Pienso en las miradas cruzadas en el espacio público. Respondemos a ellas con seriedad o indiferencia; ese mirar de soslayo en el que se activa la precaución o el blindaje. A menudo me pregunto por qué no suavizamos el contacto visual en las ciudades, mucho más tenso que en los pueblos. Han sido necesarias varias arrugas para darme cuenta de que durante años he mirado a los desconocidos, en especial a los hombres, como si fueran figuras de piedra, con lejanía y desentendimiento. Nada humano me resulta ajeno, decía el filósofo, pero la convención social prescribe corrección y protección, además de evitar malentendidos: sonreír y fijar la mirada en un señor suele ser indicativo de flirteo. Acaso por ello las mujeres que mandan en el mundo han superado la edad de reproducir, adelgazadas ya sus competencias sexuales, y pueden mantenerle la mirada a un varón sin sospecha alguna.

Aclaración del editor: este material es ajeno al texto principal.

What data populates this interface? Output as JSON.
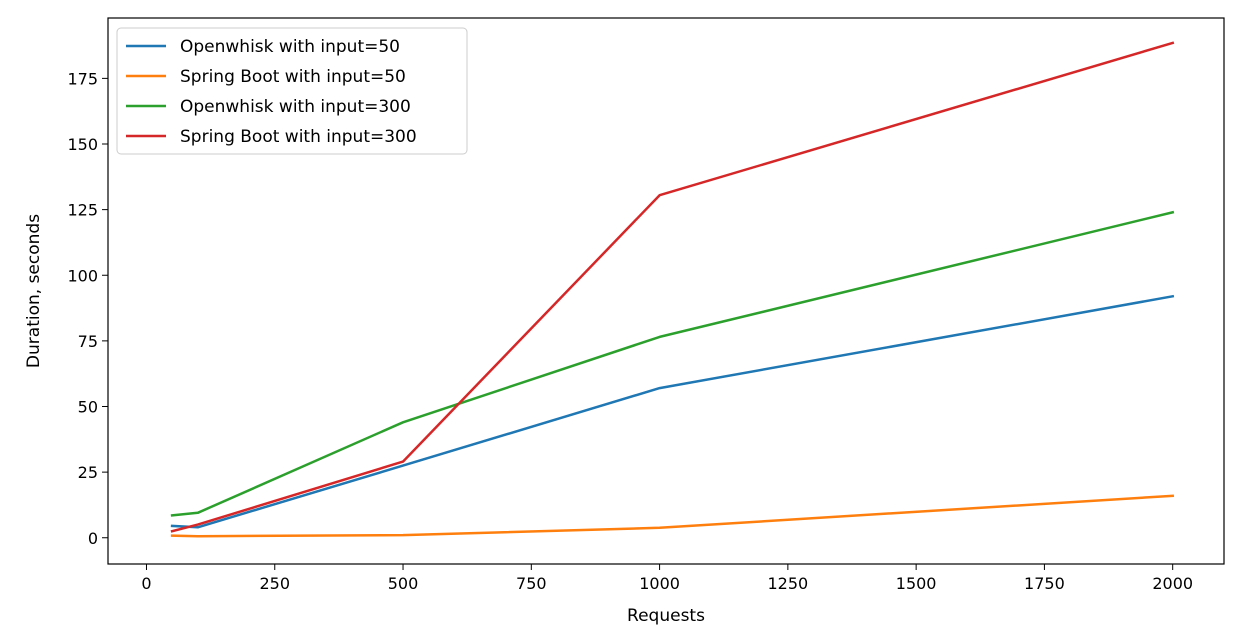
{
  "chart_data": {
    "type": "line",
    "title": "",
    "xlabel": "Requests",
    "ylabel": "Duration, seconds",
    "xlim": [
      -75,
      2100
    ],
    "ylim": [
      -10,
      198
    ],
    "xticks": [
      0,
      250,
      500,
      750,
      1000,
      1250,
      1500,
      1750,
      2000
    ],
    "yticks": [
      0,
      25,
      50,
      75,
      100,
      125,
      150,
      175
    ],
    "grid": false,
    "legend_position": "top-left",
    "x": [
      50,
      100,
      500,
      1000,
      2000
    ],
    "series": [
      {
        "name": "Openwhisk with input=50",
        "color": "#1f77b4",
        "values": [
          4.5,
          4.0,
          27.5,
          57.0,
          92.0
        ]
      },
      {
        "name": "Spring Boot with input=50",
        "color": "#ff7f0e",
        "values": [
          0.8,
          0.6,
          1.0,
          3.8,
          16.0
        ]
      },
      {
        "name": "Openwhisk with input=300",
        "color": "#2ca02c",
        "values": [
          8.5,
          9.5,
          44.0,
          76.5,
          124.0
        ]
      },
      {
        "name": "Spring Boot with input=300",
        "color": "#d62728",
        "values": [
          2.5,
          5.0,
          29.0,
          130.5,
          188.5
        ]
      }
    ]
  }
}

Existe en la proverbial amabilidad norteamericana un pasado de generaciones de inmigrantes que, ante la dificultad de hacerse entender, sonreían; una forma simple de unirse socialmente. Se ha comprobado que la expresividad emocional se relaciona con la diversidad, aunque, en determinadas culturas, que alguien te mire con una sonrisa resulta embarazoso. Leo en The Atlantic que un finlandés, cuando alguien le sonríe por la calle, maneja tres hipótesis: 1) está bebido, 2) está loco, y 3) es estadounidense. Y resulta inaudito que le temamos tanto a una sonrisa forastera como a un tirón de bolso. La torpeza social muta hoy en fobia, pero sólo en el plano real. En el virtual somos ideales, divertidos y expresivos a más no poder. Sonrisas, besos y corazones a golpe de dibujín. Nunca se habían regalado tantas sonrisas a desconocidos.